Open Percptual Problems: Over Stimulation, Stability Over Time and Task Independence

Posted: February 13, 2012 at 10:56 am

I’m stuck on a couple of problems, and wanted to post about them before continuing the work. These problems are highly interrelated and highly relevant to the link between theory and implementation. All problems are rooted in a single core problem, the over stimulation of the system, in relation to memory, and not activation. One of the central aspects of the “Dreaming Machine” project is a conception of perception as inherently constructive. The evidence is clear that what we see is not just what is out in the world, but is actually a combination of what our eyes see, and what our brains expect. We often resolve ambiguous forms according to context, even to the disregard of features (see this paper). This reconstruction means that perceptual images are constructed, but from what? The argument is that they are constructed from memories of visual components. The whole purpose of the perceptual mechanisms of the “Dreaming Machine” is the collection of these visual components.
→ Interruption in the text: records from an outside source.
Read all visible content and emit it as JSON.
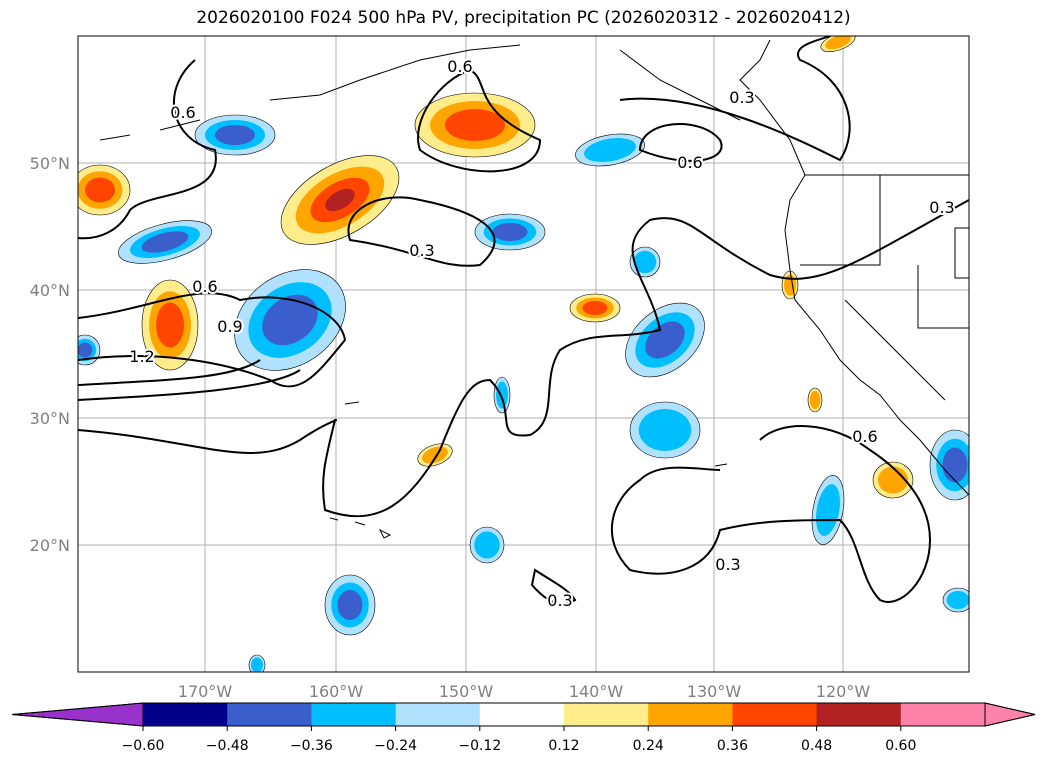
{
  "title": "2026020100 F024 500 hPa PV, precipitation PC (2026020312 - 2026020412)",
  "map": {
    "lon_labels": [
      "170°W",
      "160°W",
      "150°W",
      "140°W",
      "130°W",
      "120°W"
    ],
    "lat_labels": [
      "50°N",
      "40°N",
      "30°N",
      "20°N"
    ],
    "contour_labels": [
      "0.6",
      "0.6",
      "0.3",
      "0.6",
      "0.3",
      "0.3",
      "0.6",
      "0.9",
      "1.2",
      "0.6",
      "0.3",
      "0.3"
    ]
  },
  "colorbar": {
    "ticks": [
      "−0.60",
      "−0.48",
      "−0.36",
      "−0.24",
      "−0.12",
      "0.12",
      "0.24",
      "0.36",
      "0.48",
      "0.60"
    ],
    "colors": [
      "#9932CC",
      "#00008B",
      "#3A5FCD",
      "#00BFFF",
      "#B0E2FF",
      "#FFFFFF",
      "#FFEC8B",
      "#FFA500",
      "#FF4500",
      "#B22222",
      "#FF82AB"
    ]
  }
}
The first problem is that for each segmented image, many perceptual atoms are formed, in fact so many that just a few frames is enough to use up all available memory. A solution is to group percepts by similarity such that only a single percept need to be stored that may refer to a number of presentations over time (for example static objects in the background of a scene). This is the approach currently taken. Currently, only static percepts are considered, and the data-set as been limited to only static (real-world and noisy) background frames. If the centre of two segmented patches are within a certain distance, then these two patches are merged into a single percept. The root problem is that even though many of these segments are merged, not enough are merged to keep memory from growing with every new frame. At best, 50% of the patches can be merged. One solution was to just throw away non merged patches, but it appears that so few patches are left, that they provide a very poor approximation of the scene. It appears that the reason for so little merges is that patches have very low stability over time, even just in terms of the centre position (the only feature currently used).

Why the lack of stability? Firstly, the test data used is collected from the most realistic context for this city: overcast and raining. This provides a significant amount of noise in the image, but one would think the mean-shift filtering, and morphology operations would deal with it sufficiently. Secondly, and I think this is the most likely cause, is that the notion of a task-independent perceptual system is inherently problematic. Many of the segmentation methods in OpenCV were ruled out because they require interactive input to assist in the segmentation. That is, the system is looking for a specific kind of segmentation, as lead by the user. These methods were ruled out because there is no user for the system, so where could these guiding landmarks come from? It is known that human perception is highly modulated by task requirements. It may be these task requirements (even if as simple as biologically rooted desire) that allow an infant to learn salient features of the world in order to eventually conceptualize it. Is a general, task-independent and temporally stable segmentation even possible?

Where does that leave the project? This work continues from MAM, where the choice was emphatic and explicit that the author control as little of the relation between the machine and the world as possible. Indeed this is relaxed to some degree in the current project, but not to the degree of specifying a priori tasks for the machine. Where is the middle ground? Is it possible to automate the selection of certain salient features in the world that both allow temporal stability, and also provide a rich and complex enough bank of components for the construction of dreams? Boring perception leads to boring dreams.

My next steps are to segment a number of background frames into patches using the current method dump their features, to see which are most stable. One of the greatest contributors to this lack of stability over time is the fact that each frame yields a different number of patches. In fact the variance in the number of patches in each frame, over 20 test frames, is currently ~58 with a mean of ~106 patches per frame. This alone causes a high degree of temporal instability, as one patch in the previous frame, may be represented by two patches in the current frame, obviously their centres would be different. Would any features be the same across time in this context?

Perhaps there are methods for automating the interactive segmentation methods, such as grabcut and watershed.